Guttle was stunned by his diatribe — by the obvious truth of it. “Not necessarily,” she said, weakly. “Look at Rebecca.”

“Fine, look at Rebecca. She’s, what, forty years old? It took her that long to find a husband. Perhaps too long to have children.”

“She doesn’t want children.”

“There you go. I admire Rebecca Kirsch — Frau Simcha now . . .”

“Doctor Simcha.”

“Right. Doctor Simcha. I admire her as much as anyone. But turn girls into scholars, and where will mothers come from? And babies — the future Jews? And who was strong enough to marry her, in the end? The new Chief Rabbi! For your plan, we don’t have enough Chief Rabbis.”

“You married me!”

“Exceptions there always are.”

“Who is the exception, you or I?”

“No doubt both of us.”

He seemed to run out of words suddenly, like a carriage horse pulling up short at the post house. Guttle sat, feeling almost as if she had been physically beaten. “What if everything you say is true,” she said, her voice hoarse, “and what I want to do is the right thing to do?”

“Who says it is right?”

“Mendelssohn, for one.”

“He is just one man.”

“Sometimes acting morally has consequences. But it is still acting morally.”

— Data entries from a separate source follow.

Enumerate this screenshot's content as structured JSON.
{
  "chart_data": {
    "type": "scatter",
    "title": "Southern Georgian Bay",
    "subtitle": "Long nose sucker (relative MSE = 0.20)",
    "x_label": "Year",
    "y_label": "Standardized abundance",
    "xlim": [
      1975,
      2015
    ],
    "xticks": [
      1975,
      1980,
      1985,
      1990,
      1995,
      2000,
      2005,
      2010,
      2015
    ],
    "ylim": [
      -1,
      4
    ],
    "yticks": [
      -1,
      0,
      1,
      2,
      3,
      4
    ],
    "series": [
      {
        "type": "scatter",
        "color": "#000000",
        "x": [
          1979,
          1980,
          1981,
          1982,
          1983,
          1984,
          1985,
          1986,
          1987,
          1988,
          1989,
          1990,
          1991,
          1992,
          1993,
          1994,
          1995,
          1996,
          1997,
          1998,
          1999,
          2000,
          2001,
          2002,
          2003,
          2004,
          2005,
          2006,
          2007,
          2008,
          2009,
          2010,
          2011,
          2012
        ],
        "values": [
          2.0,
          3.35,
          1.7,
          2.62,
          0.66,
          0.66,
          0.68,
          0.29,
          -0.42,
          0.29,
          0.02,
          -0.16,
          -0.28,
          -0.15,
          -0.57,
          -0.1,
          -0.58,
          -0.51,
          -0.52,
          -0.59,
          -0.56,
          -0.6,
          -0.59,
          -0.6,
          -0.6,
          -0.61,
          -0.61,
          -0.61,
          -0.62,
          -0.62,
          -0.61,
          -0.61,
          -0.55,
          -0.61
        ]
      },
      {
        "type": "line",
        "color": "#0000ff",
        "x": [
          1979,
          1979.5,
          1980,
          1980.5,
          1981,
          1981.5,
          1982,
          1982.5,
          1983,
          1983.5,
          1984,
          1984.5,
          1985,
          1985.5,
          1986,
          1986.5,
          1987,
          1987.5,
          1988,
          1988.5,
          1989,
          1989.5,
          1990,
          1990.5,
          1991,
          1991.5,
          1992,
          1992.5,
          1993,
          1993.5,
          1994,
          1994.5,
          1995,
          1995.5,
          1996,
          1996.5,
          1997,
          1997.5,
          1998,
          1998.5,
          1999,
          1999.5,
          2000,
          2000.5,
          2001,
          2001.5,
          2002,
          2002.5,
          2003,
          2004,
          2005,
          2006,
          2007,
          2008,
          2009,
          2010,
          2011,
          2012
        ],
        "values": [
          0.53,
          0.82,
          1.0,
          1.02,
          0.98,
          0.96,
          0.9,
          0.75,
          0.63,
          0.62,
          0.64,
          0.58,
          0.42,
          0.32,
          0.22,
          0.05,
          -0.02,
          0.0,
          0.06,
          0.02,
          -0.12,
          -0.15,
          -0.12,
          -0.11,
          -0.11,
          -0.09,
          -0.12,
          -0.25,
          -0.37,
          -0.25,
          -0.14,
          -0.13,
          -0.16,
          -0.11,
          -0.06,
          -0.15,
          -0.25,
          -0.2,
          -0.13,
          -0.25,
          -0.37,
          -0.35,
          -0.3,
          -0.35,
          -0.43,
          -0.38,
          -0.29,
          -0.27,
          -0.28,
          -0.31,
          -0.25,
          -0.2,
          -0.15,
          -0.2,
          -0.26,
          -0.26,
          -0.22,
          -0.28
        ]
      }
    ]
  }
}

“That’s true. But in this case, most of the lane will not agree with you.”

Meyer picked up the Talmud from the small table beside him, looked at its worn leather cover, set it down again. He pulled his watch from his pocket. “It’s late. I have to go to bed. Promise me you won’t do this.”

“I can’t promise so much.”

“So much? Am I asking so much — that you listen to your husband? What can you promise then, if not that much?”

“I can promise to consider what you said. To consider the consequences.”

“Fair enough.” He stood from his chair. “You’re the smartest woman I know. If you consider the consequences, you’ll come to the right decision.” He leaned over, kissed her forehead. “Now, if you’ll come to bed, we can put this disagreement behind us.”